The boy looked down at his baskets, realizing that their small contents were not going be to able to feed the entire crew. “No, sir,” he replied after a minute. “These are a sample. My father will bring more this afternoon.”
“Why not this morning?” Sorcha leaned down over the side, her unbound bronze hair falling off one shoulder. Without her cloak, badge or Gauntlets, she was simply a beautiful woman, and the way the grocer’s lad was blushing, he’d not been questioned by many of those in his life. “Is he up at the Priory with the others?”
Even from this distance the boy looked shocked. “No, ma’am . . . He . . . he is with my sister.” This last part was muttered.
Sorcha stiffened. “The lad has a strange aura,” she said to Raed softly. “Touched by a geist.”
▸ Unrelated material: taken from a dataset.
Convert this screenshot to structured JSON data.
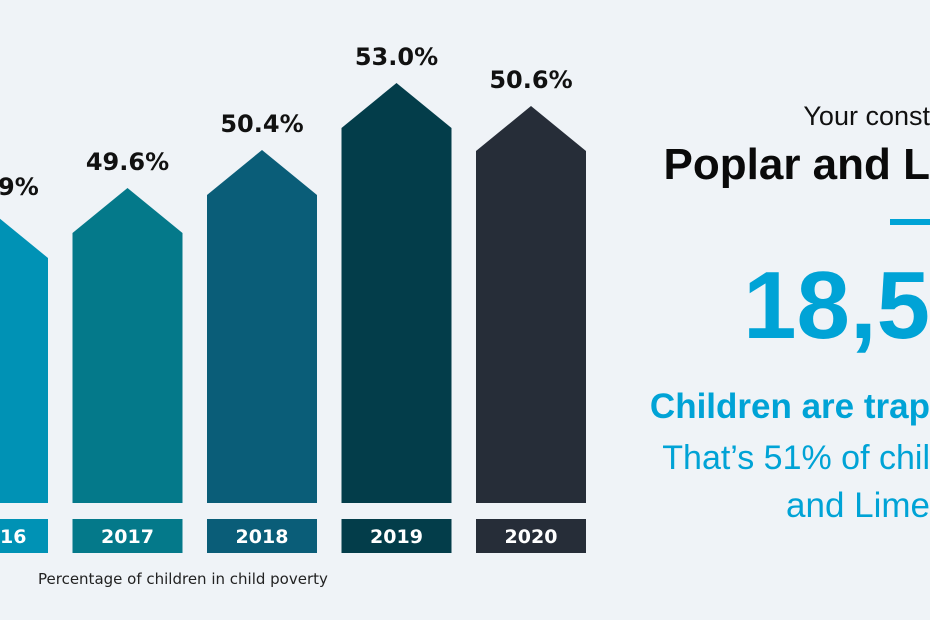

Before he could stop her, the Deacon had swung her legs over the side and dropped down next to the boy. Being on the high tide, it was quite a distance and an impressive physical feat. The lad leapt back in shock and knocked over several of his baskets. Leaning over the side, Raed watched cautiously. He doubted that one grocer was going to be much danger to the Deacon, but if he broke and ran for his kin, there could be a mob surrounding
From this distance he couldn’t hear what Sorcha was saying. At their captain’s gesture, the crew scrambled to thrust out the gangway. She was talking to the lad earnestly with one hand resting lightly on his shoulder. At first he looked very tense, ready to make a dash for it, but as Sorcha continued he began to nod and relax. By the time Raed and Aachon had lowered the gangway and jogged down to where they were, the lad was positively calm. The Pretender was surprised. He’d never seen any sign of diplomacy from the Deacon before, but perhaps the danger her partner was in had tempered her mood.
Sorcha turned to them. “I’ve told Wailace here that my partner and I are not from the Priory. You can vouch for that, Captain Rossin?”
The lad’s wide eyes focused intently on him. “Indeed. We brought Deacon Sorcha from the South, direct from the Arch Abbey itself.”
The grocer’s lad let out a sigh and then abruptly grabbed hold of Sorcha. “You must come back to our house, then. My sister . . .”
“No need to explain.” Sorcha shoved her hand once more into her shirt and pulled out her Gauntlets. The appearance of these talismans made the lad’s eyes light up, or maybe it had been the glimpse of the top of her pale breast.
The Deacon and the stunned lad turned and trotted back up the street. He’d not been invited, but Raed was certainly not about to let Sorcha go anywhere without him. He told himself it was because of her ability to dismiss the Rossin.
“Look after the crew.” He squeezed Aachon’s upper arm. “Keep them on the ship a bit longer, just in case.”
His first mate fingered his weirstone’s bag and nodded somberly. They both knew that nowhere was safe. “Be careful, my prince,” was all he said.
Raed, as he turned and raced after Sorcha, only wished that he could promise such a thing.
After the strangeness of the last day, Sorcha had been reassured to see something familiar in Wailace’s eyes—at last, something normal. Relief. After she’d told him the story, he had willingly grasped it. Whatever the Priory had done, they had not quite eroded the built-in faith in the Order.
This time, as she followed him into the town, there were even fewer signs of life.
“Tell me when the first attacks came.” She actually had to tug the young man back to slow him down. “I need to have information if I am to help your sister.”
He gulped a minute, clearing his throat and shaking his head. “They—they began slowly at first, a month ago. We thought our Deacons would protect us.”